Well ladies and gentlemen the time has finally arrived for one of the most exciting bites the Nature Coast of Florida host’s year after year. With the rapid cooling of temperatures both on land and on the water, many large pods of bait fish are departing our local flats and beginning their long and treacherous migrations offshore. Laying in wait just offshore for these migrations are some of the largest and fastest inshore game fish found anywhere in Florida.
The onslaught first begins with Pelicans, Turns and Gulls pounding the surface to pluck any unsuspecting threadfin herring, glass minnow, ballyhoo, or scaled sardines off the surface. Once the maylay begins on the surface it’s only a matter of time before the speedy Bonita, Jacks, Mackerel, Bluefish, Cobia, and even Sharks get in on the action. Lately it has not been uncommon to have 3 or 4 of my anglers cast into these schools of feeding fish and all come back with a different species. As you can imagine this makes for quiet an exciting trip and did I forget to mention that these schools of fish will at times stretch to over 5 acres wide. If you did the math on 10ft of water x 5 acres of fish this = a whole lot of fish!!!!
To make matters worse for these migrating bait fish, normal bottom dwellers like the Grouper, Snappers, and Flounder also want to get in on some of this action. It’s not uncommon to have a whole school of fish surround the boat, so instead of making long casts, I have my clients opt towards vertical jigging. Vertical jigging has worked really well for landing fish in these feeding frenzies mainly because most baitfish attempt to take up refuge underneath my skiff. As a matter of fact the largest Flounder that has ever been landed on what of my charters came while working this very same technique. Congratulations to Mike Cox for landing this beautiful doormat of a Flounder during a recent Red Hot Fishing Charter.

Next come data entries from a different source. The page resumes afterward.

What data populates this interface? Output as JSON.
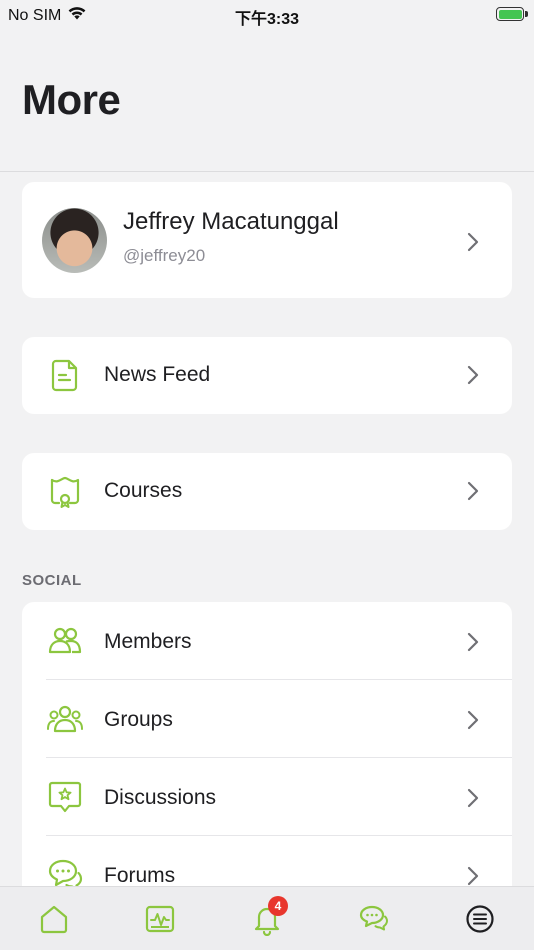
{
  "status_bar": {
    "carrier": "No SIM",
    "time": "下午3:33"
  },
  "page": {
    "title": "More"
  },
  "profile": {
    "name": "Jeffrey Macatunggal",
    "handle": "@jeffrey20"
  },
  "menu": {
    "news_feed": "News Feed",
    "courses": "Courses"
  },
  "social": {
    "section_label": "SOCIAL",
    "items": [
      {
        "label": "Members",
        "icon": "members-icon"
      },
      {
        "label": "Groups",
        "icon": "groups-icon"
      },
      {
        "label": "Discussions",
        "icon": "discussions-icon"
      },
      {
        "label": "Forums",
        "icon": "forums-icon"
      }
    ]
  },
  "tab_bar": {
    "notifications_badge": "4",
    "tabs": [
      "home-icon",
      "activity-icon",
      "notifications-icon",
      "messages-icon",
      "more-icon"
    ]
  },
  "colors": {
    "accent": "#8cc63f",
    "badge": "#e8362d",
    "background": "#f2f2f3"
  }
}
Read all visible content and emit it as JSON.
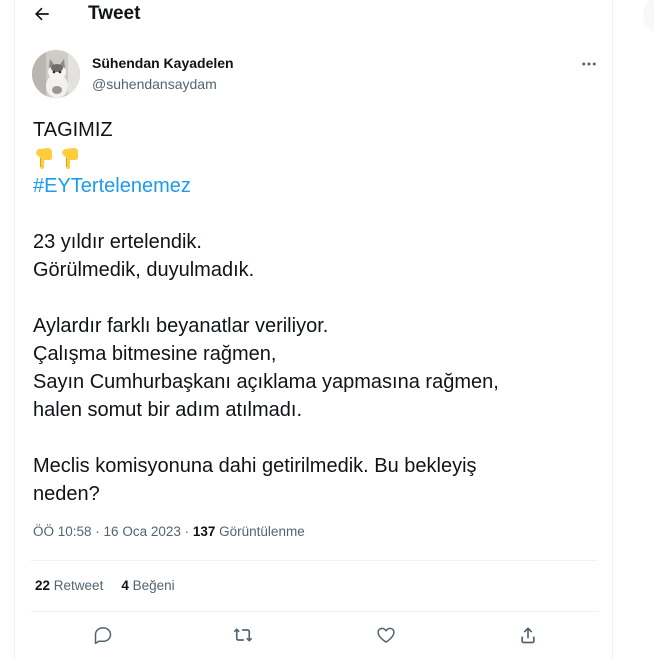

So with the first week of fall under our belts all signs are pointing towards a phenomenal October and November. With masses of feeding fish hitting home on our nearshore waters and Redfish and Speckled Trout loading up on our flats and backcountry bays, now is the time to hit the Nature Coast for what could be one of the final pushes of Awesome fishing the Nature Coast will see in 2011.